Kölner Philharmonie

Orchestra of the Age of Enlightenment

Masaaki Suzuki
Foto: Marco Borggreve
Masaaki Suzuki
Foto: Marco Borggreve

Lesung - Johann Sebastian Bach

Anna Dennis, Sopran
Hugh Cutting, Countertenor
Guy Cutting, Tenor
Dominic Sedgwick, Bariton
Choir of the Age of Enlightenment
Masaaki Suzuki, Dirigent


Johann Sebastian Bach (1685 – 1750)
Weihnachtsoratorium BWV 248

Kantaten I - VI

In Bachs Leipziger Zeit als Thomaskantor bildete die Kantate den Hauptbestandteil kompositorischer Arbeit, denn für jeden Sonntag oder kirchlichen Feiertag des Jahres musste Bach eine Kantate bereit haben, so auch für die Weihnachtsfesttage und -sonntage. Insgesamt hat Bach in Leipzig mit einem Jahresbedarf von bis zu 60 Kantaten rechnen müssen. Für die Aufführungen standen allerdings nur geringe Probezeiten zur Verfügung. Bach musste sich daher auf das Können seiner besten Thomaner, vier Stadtpfeifer, drei Kunstgeiger und der Studenten des Collegium musicum verlassen.
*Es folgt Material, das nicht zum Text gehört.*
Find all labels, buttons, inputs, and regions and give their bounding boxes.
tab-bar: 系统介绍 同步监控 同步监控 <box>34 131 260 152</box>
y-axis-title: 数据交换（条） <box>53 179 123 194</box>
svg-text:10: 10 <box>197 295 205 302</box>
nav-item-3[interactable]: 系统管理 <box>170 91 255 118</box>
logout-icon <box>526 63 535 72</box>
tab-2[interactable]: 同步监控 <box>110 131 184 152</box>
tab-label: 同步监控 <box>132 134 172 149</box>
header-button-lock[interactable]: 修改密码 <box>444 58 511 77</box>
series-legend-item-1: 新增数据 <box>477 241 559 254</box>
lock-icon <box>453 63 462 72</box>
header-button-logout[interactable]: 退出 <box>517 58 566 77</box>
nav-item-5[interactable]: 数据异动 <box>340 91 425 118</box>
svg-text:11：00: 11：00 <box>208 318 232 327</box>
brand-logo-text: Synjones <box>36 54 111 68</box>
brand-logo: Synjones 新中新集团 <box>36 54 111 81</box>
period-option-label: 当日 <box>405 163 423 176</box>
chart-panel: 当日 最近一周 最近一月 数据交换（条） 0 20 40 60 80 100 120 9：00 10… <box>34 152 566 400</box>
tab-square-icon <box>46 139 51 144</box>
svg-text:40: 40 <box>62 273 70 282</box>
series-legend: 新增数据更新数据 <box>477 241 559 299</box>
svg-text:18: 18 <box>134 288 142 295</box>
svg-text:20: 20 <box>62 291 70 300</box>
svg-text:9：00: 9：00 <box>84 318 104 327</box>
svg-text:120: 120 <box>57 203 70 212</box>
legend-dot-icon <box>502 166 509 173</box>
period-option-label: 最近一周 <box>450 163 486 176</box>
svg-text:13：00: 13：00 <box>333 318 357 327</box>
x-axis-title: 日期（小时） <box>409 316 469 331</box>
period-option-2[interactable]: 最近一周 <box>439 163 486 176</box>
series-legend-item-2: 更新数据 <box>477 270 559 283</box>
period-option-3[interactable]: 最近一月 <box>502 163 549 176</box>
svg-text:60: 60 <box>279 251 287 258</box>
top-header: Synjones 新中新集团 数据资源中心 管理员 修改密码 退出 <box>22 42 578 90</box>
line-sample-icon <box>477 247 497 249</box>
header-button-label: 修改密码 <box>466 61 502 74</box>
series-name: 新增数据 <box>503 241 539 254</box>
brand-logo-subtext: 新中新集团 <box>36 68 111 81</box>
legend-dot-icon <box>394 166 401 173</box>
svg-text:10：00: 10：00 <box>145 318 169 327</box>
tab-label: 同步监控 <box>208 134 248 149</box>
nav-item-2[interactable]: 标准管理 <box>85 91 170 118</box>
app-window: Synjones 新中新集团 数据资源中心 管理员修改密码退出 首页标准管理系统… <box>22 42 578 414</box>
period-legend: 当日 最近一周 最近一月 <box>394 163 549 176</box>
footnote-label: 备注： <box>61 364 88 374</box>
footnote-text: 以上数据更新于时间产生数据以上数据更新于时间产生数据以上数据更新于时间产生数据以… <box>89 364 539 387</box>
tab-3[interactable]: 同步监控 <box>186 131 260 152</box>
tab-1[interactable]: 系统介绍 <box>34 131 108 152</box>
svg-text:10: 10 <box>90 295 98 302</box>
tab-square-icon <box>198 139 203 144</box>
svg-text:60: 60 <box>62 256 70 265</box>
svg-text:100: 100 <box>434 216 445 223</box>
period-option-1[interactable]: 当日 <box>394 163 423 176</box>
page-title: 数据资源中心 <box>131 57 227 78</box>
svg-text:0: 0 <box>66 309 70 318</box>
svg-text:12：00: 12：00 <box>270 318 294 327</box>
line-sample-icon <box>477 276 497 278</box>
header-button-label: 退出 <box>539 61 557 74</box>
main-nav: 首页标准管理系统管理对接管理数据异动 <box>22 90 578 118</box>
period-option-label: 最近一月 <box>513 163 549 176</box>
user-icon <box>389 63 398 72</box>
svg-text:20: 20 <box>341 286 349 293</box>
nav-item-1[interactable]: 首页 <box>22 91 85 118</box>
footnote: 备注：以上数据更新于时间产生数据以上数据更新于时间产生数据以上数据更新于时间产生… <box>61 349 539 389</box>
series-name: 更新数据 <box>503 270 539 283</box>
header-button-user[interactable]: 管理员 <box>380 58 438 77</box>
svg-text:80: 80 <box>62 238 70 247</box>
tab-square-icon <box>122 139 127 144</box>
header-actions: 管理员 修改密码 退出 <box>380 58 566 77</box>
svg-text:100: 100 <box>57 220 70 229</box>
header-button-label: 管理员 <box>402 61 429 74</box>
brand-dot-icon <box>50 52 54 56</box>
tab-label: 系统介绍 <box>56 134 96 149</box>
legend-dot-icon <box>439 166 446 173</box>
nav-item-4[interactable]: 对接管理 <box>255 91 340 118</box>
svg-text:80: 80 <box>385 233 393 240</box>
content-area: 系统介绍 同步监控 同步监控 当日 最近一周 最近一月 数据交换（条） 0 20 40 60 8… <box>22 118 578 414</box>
Und obwohl sich Bach über den desolaten
Zustand der ihm zur Verfügung stehenden Sänger und Scholaren des Thomanerchores in seinem Schreiben an den Leipziger Rat bitter beschwert: "[...] Zum Beschluß finde mich genöthiget den numerum derer itzigen alumnorum mit anzuhängen, iedes seine profectus in Musicis zu eröffnen [...] Summa. 17 zu gebrauchende, 20. Noch nicht zu gebrauchende, und 17 untüchtige. Leipzig, den 23. August 1730." (Kurtzer, iedoch höchstnöthiger Entwurff einer wohlbestallten Kirchen Music; nebst einigem unvorgreiflichen Bedencken von dem Verfall derselben), so darf man angesichts der anspruchsvollen Partituren von angemessenen Fähigkeiten seiner Sänger und Musiker ausgehen. Dem kirchenmusikalischen Gebrauch entsprechend war es üblich, die Kantaten nach dem Ablauf des Kirchenjahres in Jahrgängen zusammenzufassen. Bezieht man die von Bach vor seiner Leipziger Zeit entstandenen Kantaten mit ein, komponierte Bach fünf Jahrgänge, wovon allerdings nur drei hinreichend belegt sind und in den Jahrgängen vier und fünf erhebliche Lücken auftreten. Von Bachs Gesamtwerk ist ungefähr die Hälfte erhalten, von den über 300 Kirchenkantaten nicht einmal 200.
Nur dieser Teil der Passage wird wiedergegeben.